3. Node2Vec

Node2vec is an algorithm to generate embeddings based in a corpus generated from several graphs. To generate the corpus, follow the instructions in chapter 2.1 until the run_joern.py script, since the model is trained using the CSV files generated by Joern.

3.1. Run Joern

Joern then needs to be executed with the script run_joern.py. Once the execution is done, the .joernIndex is moved to data/graph.db. A Neo4j DB then loads the data for further processing.

Run the tool with python ./scripts/run_joern.py ${DATASET} -v ${JOERN_VERSION}. Use --help to see which version are available.

3.2. Training the node2vec model

After run Joern and obtaining the AST and control and data flows, the corpus can be generated using the run_node2vec.py script:

python ./scripts/run_node2vec.py /path/to/dataset \
    --m node2vec \  # To use the node2vec algorithm
    --n {MODEL_NAME} \  # path to where the model will be saved
    --vl {VECTOR_LENGTH} \ Size of the vector representaion of each node in the corpus

The model have several parameters which can be tuned for training. See –help for details. The most important parameter to choose is the vector length of the node representation: this parameter needs to be the same when generating the embeddings and train the BLSTM. The values used during testing were 64 and 128.

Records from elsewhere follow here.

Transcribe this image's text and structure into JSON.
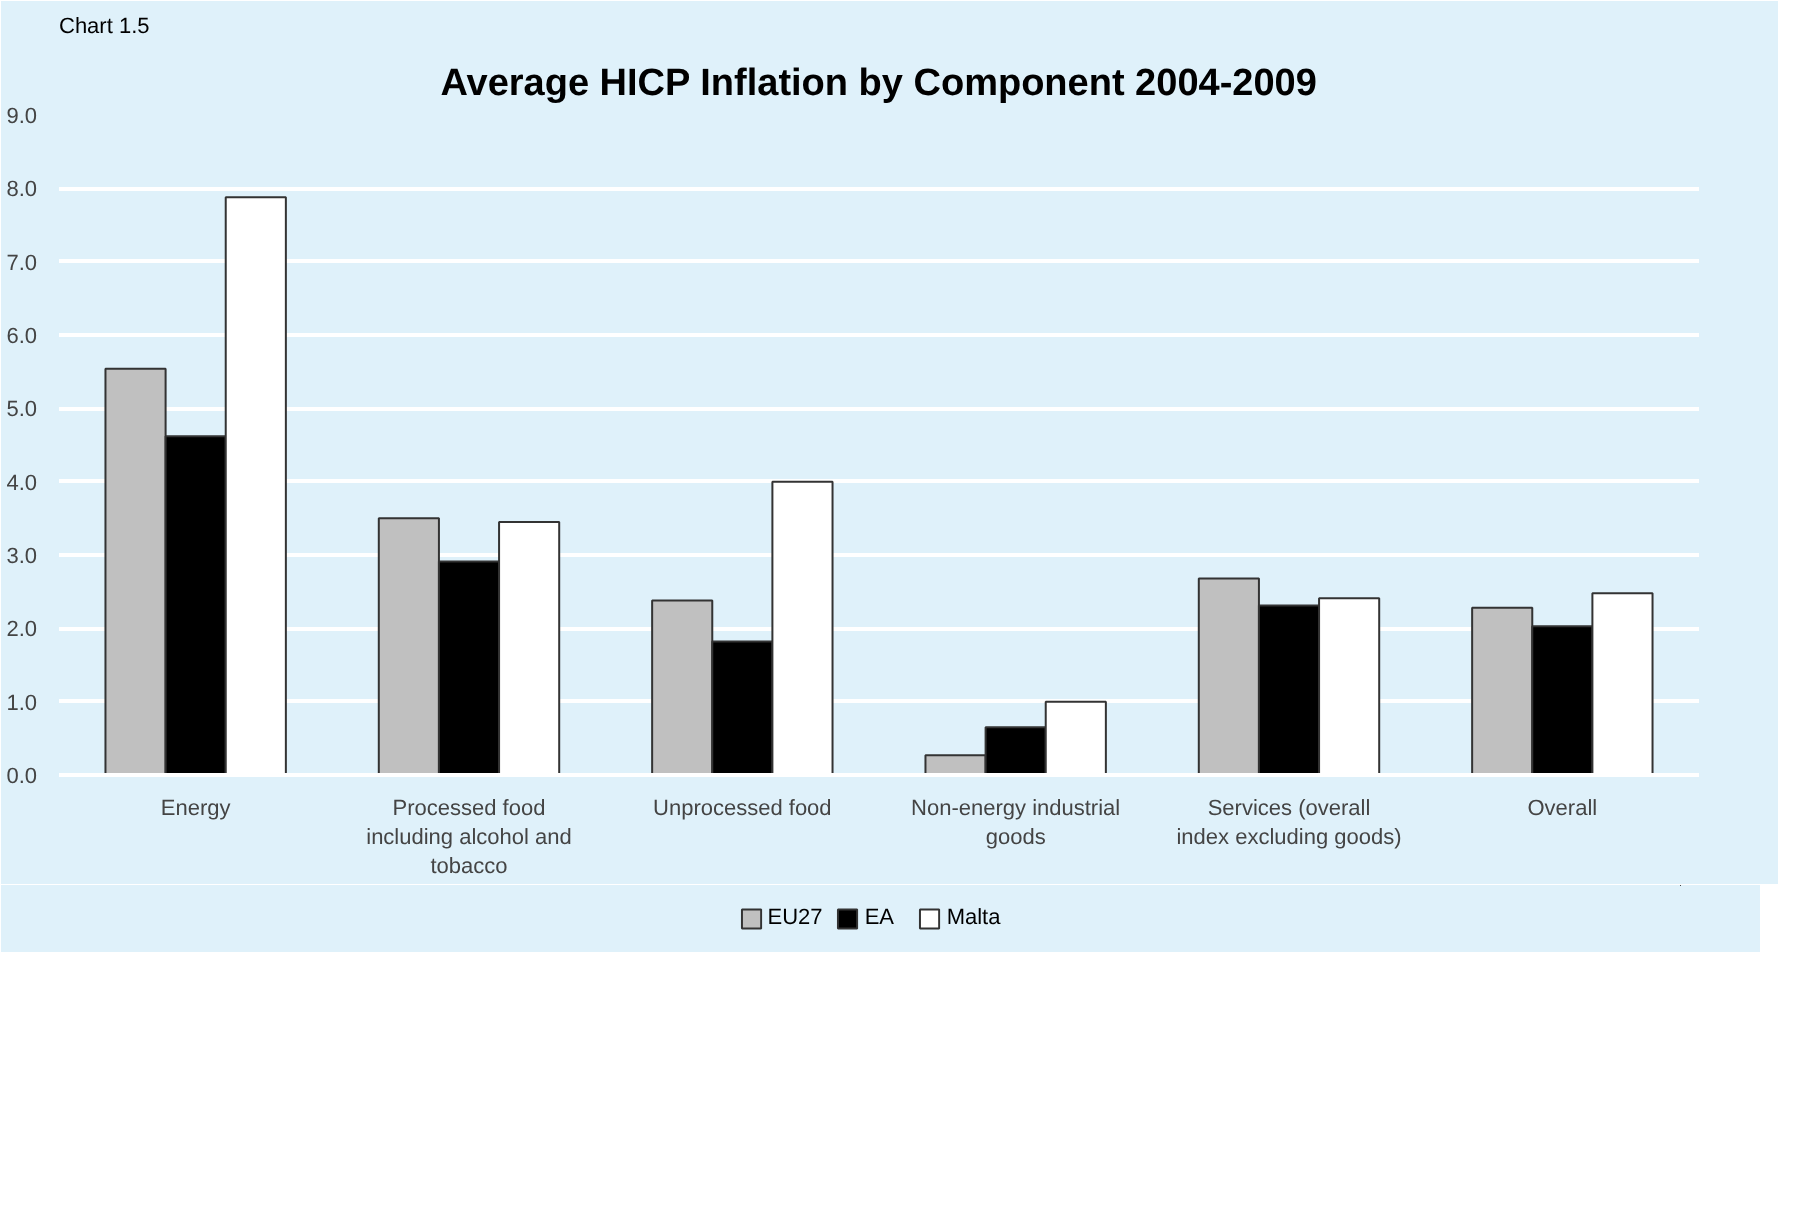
{
  "chart_data": {
    "type": "bar",
    "title": "Average HICP Inflation by Component 2004-2009",
    "annotations": [
      "Chart 1.5"
    ],
    "categories": [
      "Energy",
      "Processed food including alcohol and tobacco",
      "Unprocessed food",
      "Non-energy industrial goods",
      "Services (overall index excluding goods)",
      "Overall"
    ],
    "series": [
      {
        "name": "EU27",
        "color": "#c0c0c0",
        "values": [
          5.54,
          3.5,
          2.38,
          0.27,
          2.68,
          2.28
        ]
      },
      {
        "name": "EA",
        "color": "#000000",
        "values": [
          4.62,
          2.91,
          1.82,
          0.65,
          2.31,
          2.03
        ]
      },
      {
        "name": "Malta",
        "color": "#ffffff",
        "values": [
          7.88,
          3.45,
          4.0,
          1.0,
          2.41,
          2.48
        ]
      }
    ],
    "ylim": [
      0,
      9
    ],
    "yticks": [
      {
        "value": 0,
        "label": "0.0"
      },
      {
        "value": 1,
        "label": "1.0"
      },
      {
        "value": 2,
        "label": "2.0"
      },
      {
        "value": 3,
        "label": "3.0"
      },
      {
        "value": 4,
        "label": "4.0"
      },
      {
        "value": 5,
        "label": "5.0"
      },
      {
        "value": 6,
        "label": "6.0"
      },
      {
        "value": 7,
        "label": "7.0"
      },
      {
        "value": 8,
        "label": "8.0"
      },
      {
        "value": 9,
        "label": "9.0"
      }
    ],
    "grid": "y",
    "legend": "bottom"
  }
}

3.3. Generate the embeddings for the BLSTM model

After the model training is complete, it’s necessary to generate embeddings which will be used as input for the BLSTM model. These embeddings are saved in a folder with the dataset, in .CSV format. Execute the following script:

python ./scripts/run_embeddings.py /path/to/dataset \
   -m node2vec \ # Specify usage of node2vec generated embeddings
   -n {MODEL_DIR} \ # Previous trained word2vec/node2vec model
   -el {EMBEDDINGS_LENGTH} \ # Size of the embeddings to be generated
   -vl {VECTOR_LENGTH} # Size of the vector which represents the node

It’s important that the vector length of the generated embeddings is the same as the one used in the model training.

3.4. Train the BLSTM model with the node2vec embeddings

After generating the embeddings, the BLSTM model is ready to use. Execute the following script:

python ./scripts/run_model_training.py /path/to/dataset \
    -m bidirectional_lstm \  # BLSTM
    -n {MODEL_NAME} \ # path where the model will be saved
    -e {EPOCHS} \ # number of epochs
    -b {BATCH_SIZE} # Size of the batch used for training
   -el {EMBEDDINGS_LENGTH} \ # Size of the embeddings to be generated
   -vl {VECTOR_LENGTH} # Size of the vector which represents the node

The embeddings/vector length values needs to be the same as the one used in the embeddings creation process.